Though Miser rarely showed emotion, those bulbous eyes of his lit up at being the one chosen to answer Nelson. He cleared his throat before speaking.

‘Master Nelson, thanks to the fruit bats, we have received a message from London Zoo. Tango the gorilla is dying.’

‘What do you mean?’ As Nelson spoke, Crush closed his eyes and hugged Nelson’s neck even tighter.

‘According to the bats, she had a fight with the new male gorilla,’ said Miser hesitantly, and Stan, who could not bear it when someone didn’t get straight to the point, pushed Miser aside and finished the story.

‘The bats said Tango’s gonna be dead by morning if we don’t ’elp, all right?! So if we wanna save her, we gotta get that cactus juice to London Zoo or Tango’s little baby will be left without a mum.’

‘HOOOONK!’ went Crush.

‘Can I ask what’s going on yet?’ asked Celeste from across the room.

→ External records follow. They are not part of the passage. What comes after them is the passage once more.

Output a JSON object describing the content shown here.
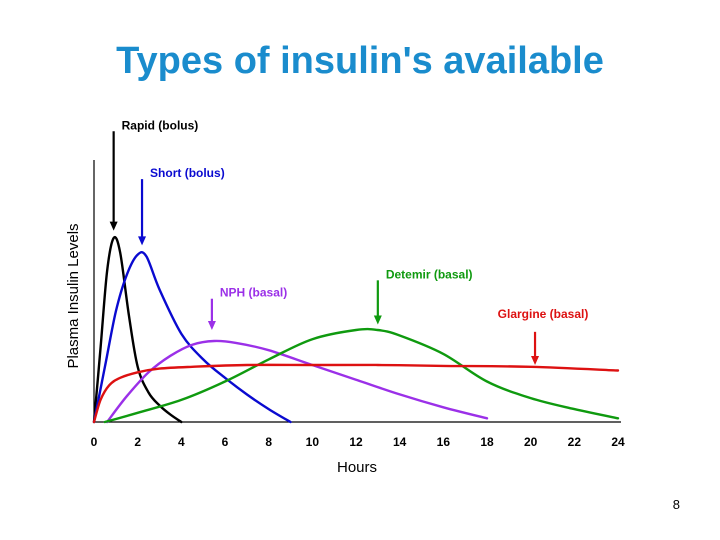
{
  "slide": {
    "title": "Types of insulin's available",
    "page_number": "8"
  },
  "chart_data": {
    "type": "line",
    "title": "",
    "xlabel": "Hours",
    "ylabel": "Plasma Insulin Levels",
    "xlim": [
      0,
      24
    ],
    "ylim": [
      0,
      100
    ],
    "x_ticks": [
      "0",
      "2",
      "4",
      "6",
      "8",
      "10",
      "12",
      "14",
      "16",
      "18",
      "20",
      "22",
      "24"
    ],
    "grid": false,
    "legend": "none (series labelled by annotations with arrows)",
    "series": [
      {
        "name": "Rapid (bolus)",
        "color": "#000000",
        "x": [
          0,
          0.3,
          0.6,
          0.9,
          1.2,
          1.6,
          2.0,
          2.5,
          3.0,
          3.5,
          4.0
        ],
        "y": [
          0,
          40,
          82,
          100,
          92,
          58,
          30,
          16,
          9,
          4,
          0
        ]
      },
      {
        "name": "Short (bolus)",
        "color": "#0a0ad0",
        "x": [
          0,
          0.5,
          1.0,
          1.5,
          2.0,
          2.4,
          3.0,
          4.0,
          5.0,
          6.0,
          7.0,
          8.0,
          9.0
        ],
        "y": [
          0,
          30,
          60,
          80,
          91,
          90,
          72,
          48,
          34,
          24,
          15,
          7,
          0
        ]
      },
      {
        "name": "NPH (basal)",
        "color": "#9b30e8",
        "x": [
          0.6,
          1.5,
          2.5,
          3.5,
          4.5,
          5.5,
          6.5,
          8.0,
          10.0,
          12.0,
          14.0,
          16.0,
          18.0
        ],
        "y": [
          0,
          14,
          27,
          36,
          42,
          44,
          43,
          39,
          31,
          23,
          15,
          8,
          2
        ]
      },
      {
        "name": "Detemir (basal)",
        "color": "#0f9a0f",
        "x": [
          0.5,
          2.0,
          4.0,
          6.0,
          8.0,
          10.0,
          12.0,
          13.0,
          14.0,
          16.0,
          18.0,
          20.0,
          22.0,
          24.0
        ],
        "y": [
          0,
          5,
          12,
          22,
          34,
          45,
          50,
          50,
          47,
          37,
          22,
          13,
          7,
          2
        ]
      },
      {
        "name": "Glargine (basal)",
        "color": "#dd1111",
        "x": [
          0,
          0.3,
          0.7,
          1.2,
          2.0,
          3.0,
          4.5,
          7.0,
          10.0,
          13.0,
          16.0,
          20.0,
          24.0
        ],
        "y": [
          0,
          12,
          20,
          24,
          27,
          29,
          30,
          31,
          31,
          31,
          30.5,
          30,
          28
        ]
      }
    ],
    "annotations": [
      {
        "text": "Rapid (bolus)",
        "color": "#000000",
        "arrow_x": 0.9,
        "arrow_to_y": 104,
        "arrow_from_y": 158
      },
      {
        "text": "Short (bolus)",
        "color": "#0a0ad0",
        "arrow_x": 2.2,
        "arrow_to_y": 96,
        "arrow_from_y": 132
      },
      {
        "text": "NPH (basal)",
        "color": "#9b30e8",
        "arrow_x": 5.4,
        "arrow_to_y": 50,
        "arrow_from_y": 67
      },
      {
        "text": "Detemir (basal)",
        "color": "#0f9a0f",
        "arrow_x": 13.0,
        "arrow_to_y": 53,
        "arrow_from_y": 77
      },
      {
        "text": "Glargine (basal)",
        "color": "#dd1111",
        "arrow_x": 20.2,
        "arrow_to_y": 31,
        "arrow_from_y": 49
      }
    ]
  }
}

‘Uh . . . hang on, Cel,’ said Nelson.

‘Master Nelson, we needed your supply of cactus juice, for once again Spike has been sitting too close to the wood burner and dried out.’ Miser pointed to Spike, who was standing at the back of the group looking very sorry for himself. Spike’s rubbery green flesh had turned wrinkly and woody in texture. He sneezed and out of his nostrils flew a little cloud of dust rather than the usual magic green elixir.

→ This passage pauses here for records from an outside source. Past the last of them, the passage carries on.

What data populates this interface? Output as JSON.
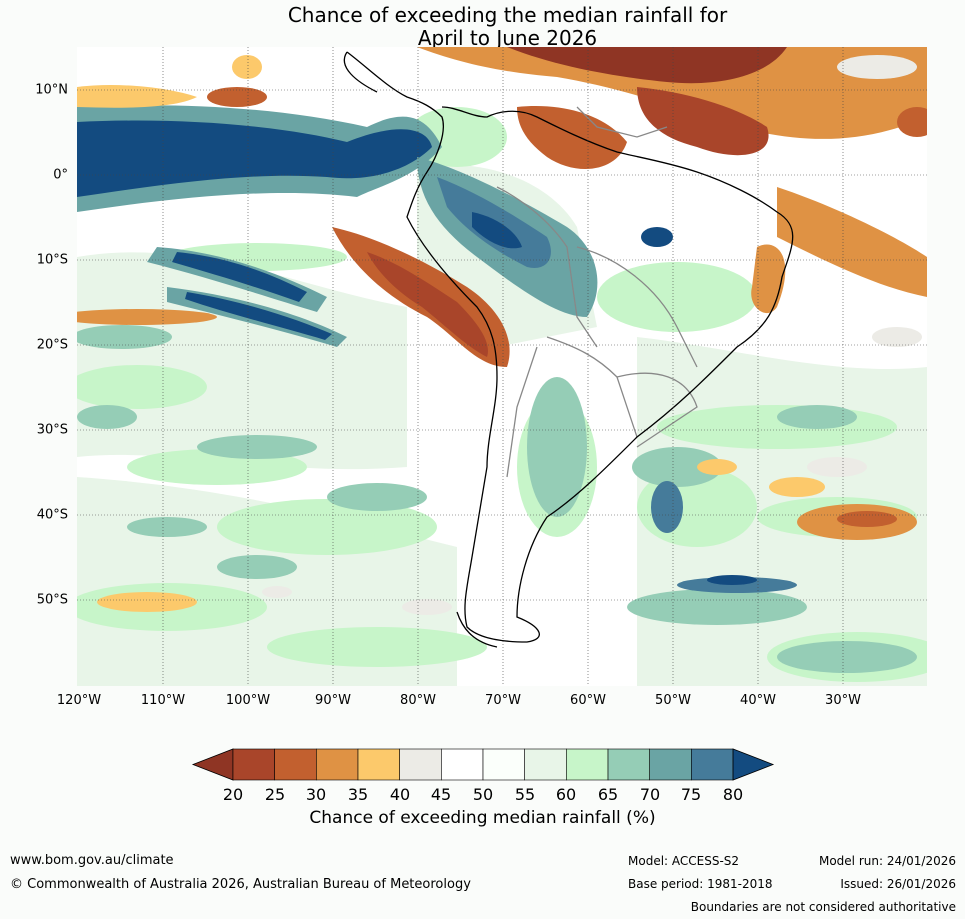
{
  "title": {
    "line1": "Chance of exceeding the median rainfall for",
    "line2": "April to June 2026"
  },
  "map": {
    "latitude_labels": [
      "10°N",
      "0°",
      "10°S",
      "20°S",
      "30°S",
      "40°S",
      "50°S"
    ],
    "longitude_labels": [
      "120°W",
      "110°W",
      "100°W",
      "90°W",
      "80°W",
      "70°W",
      "60°W",
      "50°W",
      "40°W",
      "30°W"
    ],
    "gridlines": true,
    "region": "South America and adjacent Pacific / Atlantic oceans"
  },
  "colorbar": {
    "title": "Chance of exceeding median rainfall (%)",
    "tick_labels": [
      "20",
      "25",
      "30",
      "35",
      "40",
      "45",
      "50",
      "55",
      "60",
      "65",
      "70",
      "75",
      "80"
    ],
    "colors": [
      "#a9452a",
      "#c2602f",
      "#df9244",
      "#fcc96b",
      "#ecebe6",
      "#ffffff",
      "#fbfffb",
      "#e8f5e8",
      "#c7f5c9",
      "#95cdb6",
      "#6aa4a4",
      "#457b9a"
    ],
    "under_color": "#8f3524",
    "over_color": "#134b80"
  },
  "footer": {
    "website": "www.bom.gov.au/climate",
    "copyright": "© Commonwealth of Australia 2026, Australian Bureau of Meteorology",
    "model": "Model: ACCESS-S2",
    "base_period": "Base period: 1981-2018",
    "model_run": "Model run: 24/01/2026",
    "issued": "Issued: 26/01/2026",
    "disclaimer": "Boundaries are not considered authoritative"
  }
}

‘Spike! You know this happens if you dry out!’ said Nelson.

‘I was cold! Anyway, not my fault if I fall asleep by the fire. Someone should’ve woken me up,’ groaned Spike.

‘Nah, never your fault, is it, Spike?! Naaah! Always someone else’s fault.’ Stan clearly wanted to give Spike a slap, but the angry monster wasn’t going anywhere near those cactus needles.

‘Stop arguing!’ cried Nelson. ‘I’ve got enough juice in the bottle for Tango. Crush and Puff – you’ll ride with me. Miser, Stan – you’ll ride with Ivan. Nosh, Hoot – you’re going with Celeste.’

‘What about me?’ protested Spike.

‘You’re staying here and drinking water until you are bright green again, got it?’ Nelson pointed to the basin at the end of the workbench.

‘Urgh! So boooring!’

‘Don’t you moan at me. It’s your fault you’re like this.’ Nelson shuddered. In that moment he had sounded exactly like his mother.

‘I take it we’re going somewhere, then?’ asked Celeste as she fastened the clip of her cycle helmet under her chin.

‘We’ve gotta go and save a gorilla at London Zoo.’

Celeste raised her eyebrows at Ivan, who smiled and shrugged in return, having lip-read Nelson’s response. She kissed him on his cheek for being such a patient boyfriend, though she couldn’t help but wonder when the novelty of looking after Nelson’s monsters would wear off.